Correlation coefficient (in Social Science) is between -1 and +1
- (Very) weak correlation: between -0.2 & 0.2
- Medium correlation: Between -0.2 & -0.4 or 0.2 & 0.4
- (Very) strong correlation: < -0.4 or > 0.4
Statistical significance
Tells us if a statistically significant relationship exists (i.e. the relationship is not based on chance)
P-value
Used to determine statistical significance. The p-value is a number between 0 and 1.
p≤0.05 = there is a statistically significant relationship. ⟶ Reject null hypothesis
p>0.05 = there is no statistically significant relationship.
Multivariate analysis
Allows the simultaneous investigation of the relationship between more than two variables
Name the 4 types of variables
Types of variables:
- Independent variables
- Dependent variables
- Control variables
- Confounding variables
Independent variables
A variable in the analysis of the relationship that assumes to influence another variable.
Dependent variables
A variable in the analysis of the relationship which is assumed to be influenced by one or more variables.
Control variables
A control variable is anything that is held constant or limited in a research study. It’s a variable that is not of direct interest to the study’s objectives (but may have some impact).
- Potential control variables examples: population size, level of corruption, natural resource wealth, etc.
Confounding variable
A variable that influences both the independent variable and dependent variable, causing a spurious association.
- Example of spurious association: In the summer more people eat ice cream, and more people drown. That does not mean that eating ice cream causes people to drown. People eat ice cream and swim, because the weather is nice. When the weather is nice, more people swim, which also means more people are likely to drown.
- In a spurious correlation, two events are found to be (cor)related despite having no logical connection
Hypothesis, Null hypothesis and Alternative hypothesis
- Hypothesis: A Statement about a social phenomenon that can be tested empirically.

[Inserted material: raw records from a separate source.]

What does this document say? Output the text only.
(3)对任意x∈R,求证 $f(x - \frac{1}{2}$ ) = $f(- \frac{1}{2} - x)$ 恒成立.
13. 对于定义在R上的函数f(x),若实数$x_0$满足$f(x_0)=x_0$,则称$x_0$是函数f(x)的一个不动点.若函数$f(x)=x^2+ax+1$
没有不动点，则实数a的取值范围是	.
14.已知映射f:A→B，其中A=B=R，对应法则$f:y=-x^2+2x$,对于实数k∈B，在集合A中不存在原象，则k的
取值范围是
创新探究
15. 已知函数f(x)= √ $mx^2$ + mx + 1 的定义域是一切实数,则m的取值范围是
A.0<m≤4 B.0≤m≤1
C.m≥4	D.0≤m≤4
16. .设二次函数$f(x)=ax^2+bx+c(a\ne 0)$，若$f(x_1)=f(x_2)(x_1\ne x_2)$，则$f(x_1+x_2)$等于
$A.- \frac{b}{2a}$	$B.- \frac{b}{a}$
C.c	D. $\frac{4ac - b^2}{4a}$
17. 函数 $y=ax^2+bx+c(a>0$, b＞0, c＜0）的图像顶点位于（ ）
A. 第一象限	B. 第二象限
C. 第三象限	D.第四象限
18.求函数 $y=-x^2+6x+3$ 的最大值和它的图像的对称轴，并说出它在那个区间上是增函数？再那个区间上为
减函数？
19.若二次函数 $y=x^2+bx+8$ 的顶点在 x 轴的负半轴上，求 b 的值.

It describes in concrete terms what you expect will happen in your study.
1. Null hypothesis (H0): (While controlling for population size & GDP) there is no statistically significant relationship between intensity of conflict and the level of forced migration. [i.e. p>0.05]
2. Alternative hypothesis (H1): (While controlling for population size & GDP) there is a statistically significant relationship between intensity of conflict and the level of forced migration. [i.e. p≤0.05]